Thursday, September 9, 2010

The difference between the book-burning Florida pastor and Crackergate

Much ado lately about the douchebag Florida pastor who is going to burn a bunch of Qurans this Saturday. Inevitably, the anti-gnu atheist crowd has occasionally drawn comparisons to PZ's infamous cracker mutilation. And indeed, the analogy had occurred to me even before I heard it invoked by critics. In both cases, we are looking at the desecration of a religious symbol. If we are going to view one of them as a vicious act of bigotry and the other as a legitimate act of protest, we ought to have our reasoning clear. So I think this is worth examining.

On a purely practical level, it ought to be obvious that one act is simply far more dangerous than the other at the present point in time. At the time of Crackergate, the US was not in the process of trying to extricate itself from a foreign war involving Catholicist guerrillas and terrorists. There was no open war between a militant form of theocratic Catholicism and American universities. And if there had, one probably could have argued that PZ's actions would have been reckless. If there were a serious possibility that PZ's cracker abuse could have resulted in, say, a Catholic terrorist group bombing a university... well, I'm not saying we should self-censor out of fear, but this does factor in.

More importantly, though, is that PZ was specifically protesting something -- the death threats and over-the-top rhetoric surrounding Webster Cook's fateful curiosity about the Eucharist -- in a targeted and specific way. There was a clear message to Catholics: You can believe what you want, but what you cannot do is force the rest of us to take your symbols seriously.

The Florida pastor, on the other hand, does not really seem to have a point, other than "Islam is bad, mmm'kay?" If the protest had a specific goal -- protesting female genital mutilation, or the practice of taking child brides, for example -- then a protest along the lines of what the pastor is proposing might make sense and, though perhaps still ill-advised, would not necessarily be hate speech. (Though surely these cretins must be aware of the history they are invoking when they choose to use book-burning as their medium... Yeesh!)

And that's exactly why I get so frustrated when people leave out the important details of Crackergate. If PZ had just woken up one morning and said to himself, "You know, I really hate Catholics. I'm gonna stab myself a Eucharist!", then I think that might count as hate speech. Though even if that had been the case, the public reaction was still way over-the-top. And surprise, that's exactly the point PZ was making!

In fact, if this pastor's point was that people get way too upset about Quran abuse, then although I would still find the planned protest to be ill-advised, I would not necessarily find it hateful. Indeed, it's very silly how apoplectic people get about their religious symbols, and the Islamic reverence for the Quran is no exception. I am wracking my brain to try to think of any symbol that I hold so dear that if someone were to desecrate it I would do much more than call them an asshole. The closest I can think of is if somebody befouled a picture of my family, but that's different because a personal threat is implied.

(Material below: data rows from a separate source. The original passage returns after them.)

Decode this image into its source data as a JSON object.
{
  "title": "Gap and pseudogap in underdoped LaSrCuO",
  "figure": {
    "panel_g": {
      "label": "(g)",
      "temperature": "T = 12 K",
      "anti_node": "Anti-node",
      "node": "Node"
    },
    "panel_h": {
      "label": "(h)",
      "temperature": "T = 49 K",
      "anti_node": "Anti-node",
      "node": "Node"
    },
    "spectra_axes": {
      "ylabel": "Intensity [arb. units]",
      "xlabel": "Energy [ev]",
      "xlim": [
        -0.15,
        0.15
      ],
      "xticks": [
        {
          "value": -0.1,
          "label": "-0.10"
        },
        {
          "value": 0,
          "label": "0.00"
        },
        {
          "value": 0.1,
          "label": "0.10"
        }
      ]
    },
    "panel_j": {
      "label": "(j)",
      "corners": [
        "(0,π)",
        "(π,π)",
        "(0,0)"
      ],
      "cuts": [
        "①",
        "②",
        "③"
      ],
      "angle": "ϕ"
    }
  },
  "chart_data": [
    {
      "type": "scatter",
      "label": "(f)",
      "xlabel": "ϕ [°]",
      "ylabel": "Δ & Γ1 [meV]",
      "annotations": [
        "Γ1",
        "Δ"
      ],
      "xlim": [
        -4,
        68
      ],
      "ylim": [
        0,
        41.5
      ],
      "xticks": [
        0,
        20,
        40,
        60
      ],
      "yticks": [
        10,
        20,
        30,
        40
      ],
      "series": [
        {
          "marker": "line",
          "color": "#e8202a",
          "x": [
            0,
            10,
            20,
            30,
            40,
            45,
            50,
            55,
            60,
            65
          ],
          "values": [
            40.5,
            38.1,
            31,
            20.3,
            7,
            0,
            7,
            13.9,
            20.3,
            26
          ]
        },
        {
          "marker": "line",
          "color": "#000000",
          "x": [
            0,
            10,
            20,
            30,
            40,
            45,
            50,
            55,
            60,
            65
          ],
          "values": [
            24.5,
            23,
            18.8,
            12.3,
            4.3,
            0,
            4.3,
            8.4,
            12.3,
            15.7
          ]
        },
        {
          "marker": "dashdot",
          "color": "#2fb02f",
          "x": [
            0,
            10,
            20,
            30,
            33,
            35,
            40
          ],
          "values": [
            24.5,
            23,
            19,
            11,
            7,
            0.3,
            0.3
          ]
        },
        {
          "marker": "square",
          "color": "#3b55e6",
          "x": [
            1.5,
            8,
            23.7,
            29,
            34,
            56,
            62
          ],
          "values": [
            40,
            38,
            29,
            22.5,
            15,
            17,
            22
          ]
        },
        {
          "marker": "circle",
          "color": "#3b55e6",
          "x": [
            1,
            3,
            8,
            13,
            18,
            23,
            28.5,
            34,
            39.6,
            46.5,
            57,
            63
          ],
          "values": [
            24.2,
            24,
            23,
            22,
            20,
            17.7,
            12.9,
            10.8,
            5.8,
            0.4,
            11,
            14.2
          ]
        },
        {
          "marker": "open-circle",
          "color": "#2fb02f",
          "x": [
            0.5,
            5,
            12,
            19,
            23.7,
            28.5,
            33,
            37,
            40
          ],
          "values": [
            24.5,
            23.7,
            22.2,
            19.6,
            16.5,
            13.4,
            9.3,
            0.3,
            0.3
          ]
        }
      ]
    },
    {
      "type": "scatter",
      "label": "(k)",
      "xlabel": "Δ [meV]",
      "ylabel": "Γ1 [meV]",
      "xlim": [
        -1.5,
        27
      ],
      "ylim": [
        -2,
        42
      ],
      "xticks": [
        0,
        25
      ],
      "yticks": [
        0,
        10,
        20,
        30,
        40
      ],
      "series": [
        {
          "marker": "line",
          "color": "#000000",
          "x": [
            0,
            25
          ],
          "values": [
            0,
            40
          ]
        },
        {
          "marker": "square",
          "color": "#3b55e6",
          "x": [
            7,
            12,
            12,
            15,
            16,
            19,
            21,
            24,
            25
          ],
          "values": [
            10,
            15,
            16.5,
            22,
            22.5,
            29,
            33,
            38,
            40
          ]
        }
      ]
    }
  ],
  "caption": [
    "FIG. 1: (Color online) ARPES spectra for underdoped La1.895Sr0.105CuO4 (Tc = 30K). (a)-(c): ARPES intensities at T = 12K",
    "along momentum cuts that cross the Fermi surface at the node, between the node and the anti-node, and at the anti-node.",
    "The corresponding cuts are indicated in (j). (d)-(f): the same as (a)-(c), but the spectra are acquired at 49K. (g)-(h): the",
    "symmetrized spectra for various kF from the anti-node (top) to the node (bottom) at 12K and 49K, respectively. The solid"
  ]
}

I think the very closest I can come is an example like Fred Phelps and the Westboro Baptist Church. But even then, it's the captive-ish audience that is the problem. (Not technically a captive audience I suppose, but are you going to leave your own son's or daughter's funeral? Please.) If Phelps and his spawn simply planned their disgusting protests on the same day as military funerals, but across town, it wouldn't warrant much more than a shrug at the existence of yet another sick malicious fundie.

There's just no way that somebody could desecrate a symbol, that did not relate to me personally, in a venue where I was not forced to watch it, and really manage to bother me all that much.

But let's remember: That's not the point this Florida pastor is trying to make. He is simply making a blanket criticism of Islam, which due to the protest's violent overtones and undirected nature, translates to a blanket indictment of Muslims themselves. And that's when it crosses the line from legitimate critique into hate speech: When you stop criticizing the philosophy and start dehumanizing or threatening the people.

1 comment:

  1. "The Florida pastor, on the other hand, does not really seem to have a point, other than "Islam is bad, mmm'kay?" If the protest had a specific goal -- protesting female genital mutilation, or the practice of taking child brides, for example -- then a protest along the lines of what the pastor is proposing might make sense and, though perhaps still ill-advised, would not necessarily be hate speech."

    THANK YOU! For some reason I am the only one among my group that has realized this; everyone else has been happy to talk about how mean it is to destroy something that someone else holds sacred. If the destruction/outrage clearly serves a larger, noble purpose, and you can show people that purpose, it's not hate speech. This pastor is simply hate-mongering by destroying a book he hasn't read to "protest" a religion he doesn't understand.